Adrian, or Hadrian I, (d. December 25, 795) was pope from 772 to 795. He was the son of Theodore, a Roman nobleman.
Soon after his accession, the territory ruled by the popes was invaded by Desiderius, king of the Lombards, and Adrian found it necessary to invoke the aid of the Frankish king Charlemagne, who entered Italy with a large army, besieged Desiderius in his capital of Pavia, took that town, banished the Lombard king to Corbie in France and, in an innovative gesture, took the title 'King of the Lombards' himself. The pope, whose expectations had been aroused, had to content himself with some additions to the duchy of Rome, and to the Exarchate of Ravenna, and the Pentapolis in the Marches, which consisted of the "five cities" on Adriatic coast from Rimini to Ancona with the coastal plain as far as the mountains.

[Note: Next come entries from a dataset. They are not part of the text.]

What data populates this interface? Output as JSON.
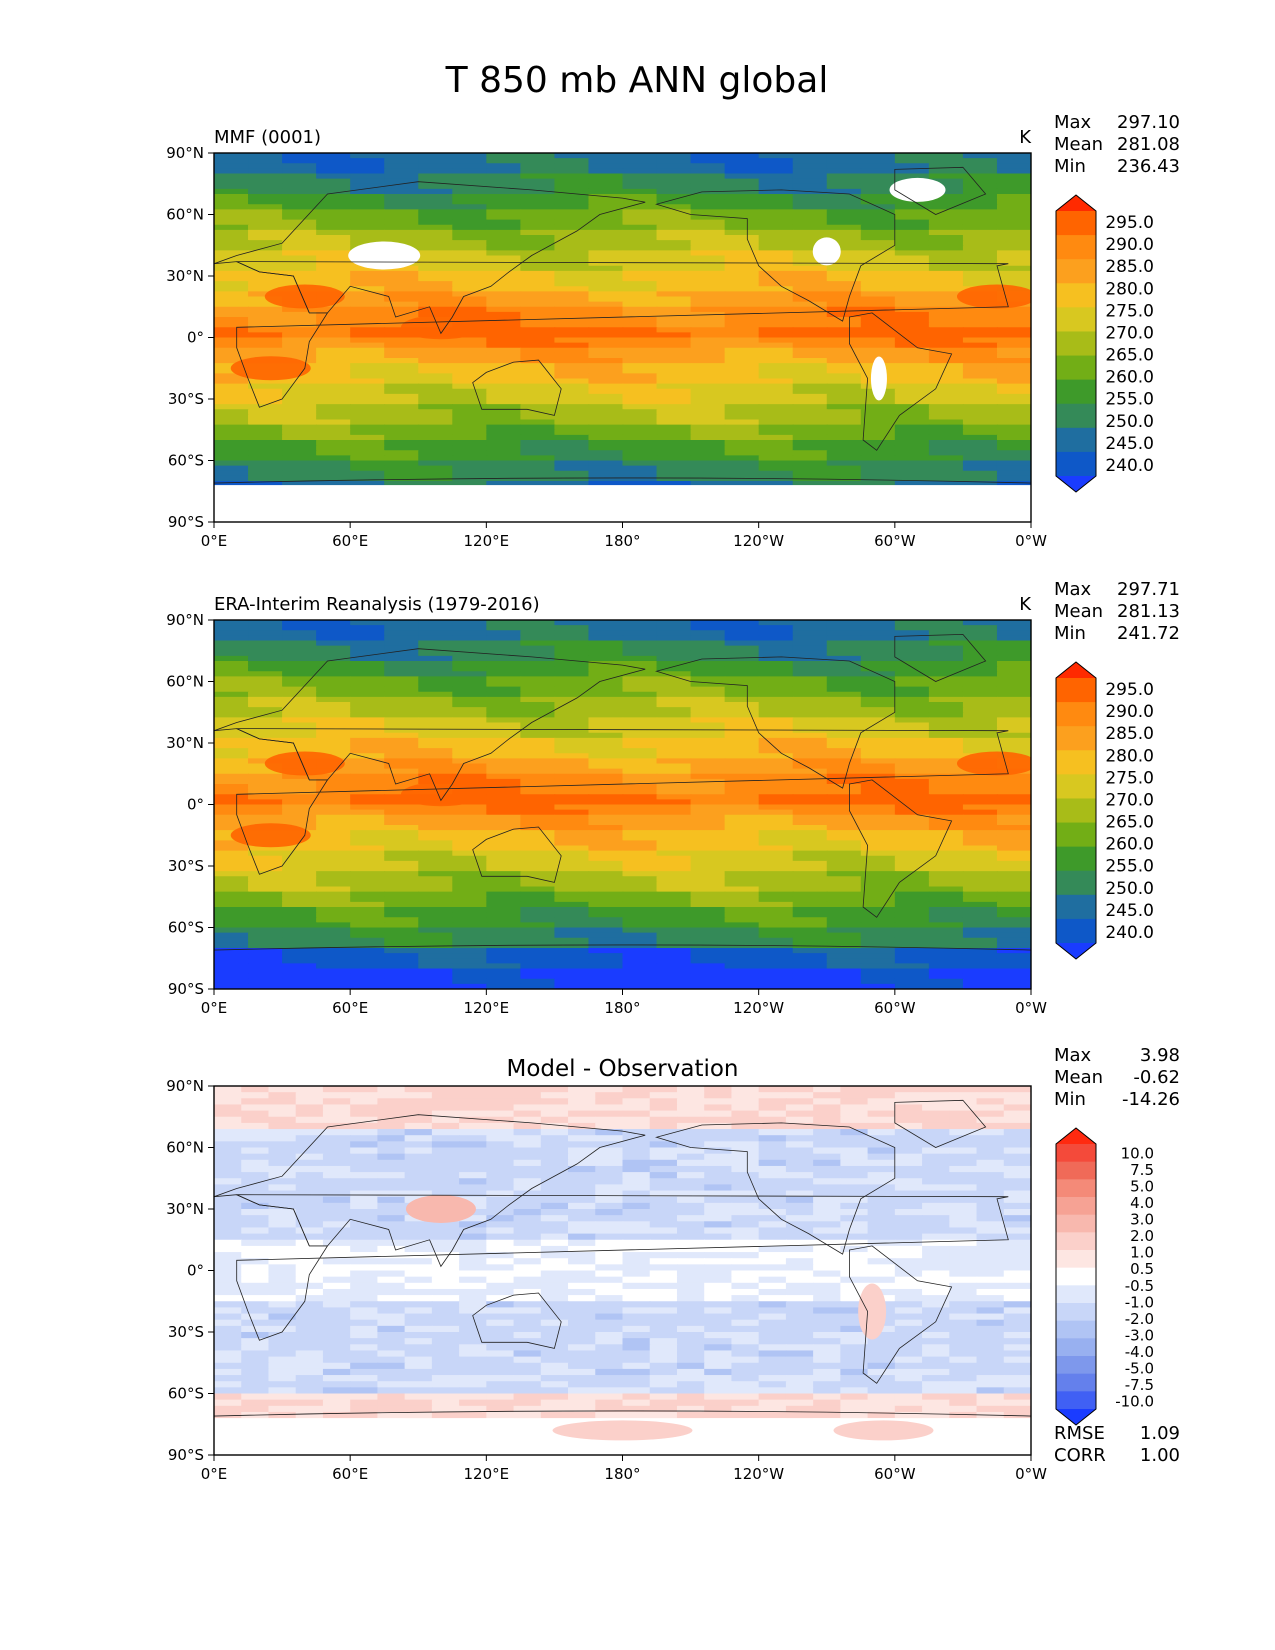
{
  "title": "T 850 mb ANN global",
  "chart_data": [
    {
      "type": "heatmap",
      "panel_label": "MMF (0001)",
      "units": "K",
      "stats": [
        {
          "label": "Max",
          "value": "297.10"
        },
        {
          "label": "Mean",
          "value": "281.08"
        },
        {
          "label": "Min",
          "value": "236.43"
        }
      ],
      "colorbar_levels": [
        "295.0",
        "290.0",
        "285.0",
        "280.0",
        "275.0",
        "270.0",
        "265.0",
        "260.0",
        "255.0",
        "250.0",
        "245.0",
        "240.0"
      ],
      "colorbar_colors": [
        "#ff2a00",
        "#ff6400",
        "#ff8a10",
        "#fca01e",
        "#f6c020",
        "#d8c820",
        "#a8bc18",
        "#72ae16",
        "#3e9a2a",
        "#348a58",
        "#1f6ea0",
        "#0e58c8",
        "#1a3cff"
      ],
      "x_ticks": [
        "0°E",
        "60°E",
        "120°E",
        "180°",
        "120°W",
        "60°W",
        "0°W"
      ],
      "y_ticks": [
        "90°N",
        "60°N",
        "30°N",
        "0°",
        "30°S",
        "60°S",
        "90°S"
      ],
      "xlim": [
        0,
        360
      ],
      "ylim": [
        -90,
        90
      ]
    },
    {
      "type": "heatmap",
      "panel_label": "ERA-Interim Reanalysis (1979-2016)",
      "units": "K",
      "stats": [
        {
          "label": "Max",
          "value": "297.71"
        },
        {
          "label": "Mean",
          "value": "281.13"
        },
        {
          "label": "Min",
          "value": "241.72"
        }
      ],
      "colorbar_levels": [
        "295.0",
        "290.0",
        "285.0",
        "280.0",
        "275.0",
        "270.0",
        "265.0",
        "260.0",
        "255.0",
        "250.0",
        "245.0",
        "240.0"
      ],
      "colorbar_colors": [
        "#ff2a00",
        "#ff6400",
        "#ff8a10",
        "#fca01e",
        "#f6c020",
        "#d8c820",
        "#a8bc18",
        "#72ae16",
        "#3e9a2a",
        "#348a58",
        "#1f6ea0",
        "#0e58c8",
        "#1a3cff"
      ],
      "x_ticks": [
        "0°E",
        "60°E",
        "120°E",
        "180°",
        "120°W",
        "60°W",
        "0°W"
      ],
      "y_ticks": [
        "90°N",
        "60°N",
        "30°N",
        "0°",
        "30°S",
        "60°S",
        "90°S"
      ],
      "xlim": [
        0,
        360
      ],
      "ylim": [
        -90,
        90
      ]
    },
    {
      "type": "heatmap",
      "panel_label": "Model - Observation",
      "units": "",
      "stats": [
        {
          "label": "Max",
          "value": "3.98"
        },
        {
          "label": "Mean",
          "value": "-0.62"
        },
        {
          "label": "Min",
          "value": "-14.26"
        }
      ],
      "colorbar_levels": [
        "10.0",
        "7.5",
        "5.0",
        "4.0",
        "3.0",
        "2.0",
        "1.0",
        "0.5",
        "-0.5",
        "-1.0",
        "-2.0",
        "-3.0",
        "-4.0",
        "-5.0",
        "-7.5",
        "-10.0"
      ],
      "colorbar_colors": [
        "#ff2a10",
        "#f44a3a",
        "#f06a58",
        "#f48a78",
        "#f6a294",
        "#f8b8ae",
        "#fbd0ca",
        "#fde6e2",
        "#ffffff",
        "#e0e8fb",
        "#c8d6f8",
        "#b0c4f4",
        "#98b0f0",
        "#7e98ec",
        "#6480ec",
        "#4060f4",
        "#1a3cff"
      ],
      "x_ticks": [
        "0°E",
        "60°E",
        "120°E",
        "180°",
        "120°W",
        "60°W",
        "0°W"
      ],
      "y_ticks": [
        "90°N",
        "60°N",
        "30°N",
        "0°",
        "30°S",
        "60°S",
        "90°S"
      ],
      "xlim": [
        0,
        360
      ],
      "ylim": [
        -90,
        90
      ],
      "metrics": [
        {
          "label": "RMSE",
          "value": "1.09"
        },
        {
          "label": "CORR",
          "value": "1.00"
        }
      ]
    }
  ]
}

In his contest with the Eastern Roman Empire and the Lombard dukes of Benevento, Adrian remained faithful to the Frankish alliance, and the friendly relations between pope and king were not disturbed by the difference which arose between them on the question of the veneration of images, to which Charlemagne and the bishops in Francia were strongly opposed, while Adrian favoured the views of the Eastern Church, and approved the decree of the second council of Nicaea (787), confirming the practice and excommunicating the iconoclasts. It was in connection with this controversy that the Libri Carolini were written, to which Adrian replied by letter, anathematizing all who refused to venerate the images of Jesus Christ, or the Virgin Mary, or saints. Notwithstanding this, a synod, held at Frankfort in 794, anew condemned the practice, and the dispute remained unsettled at Adrian's death.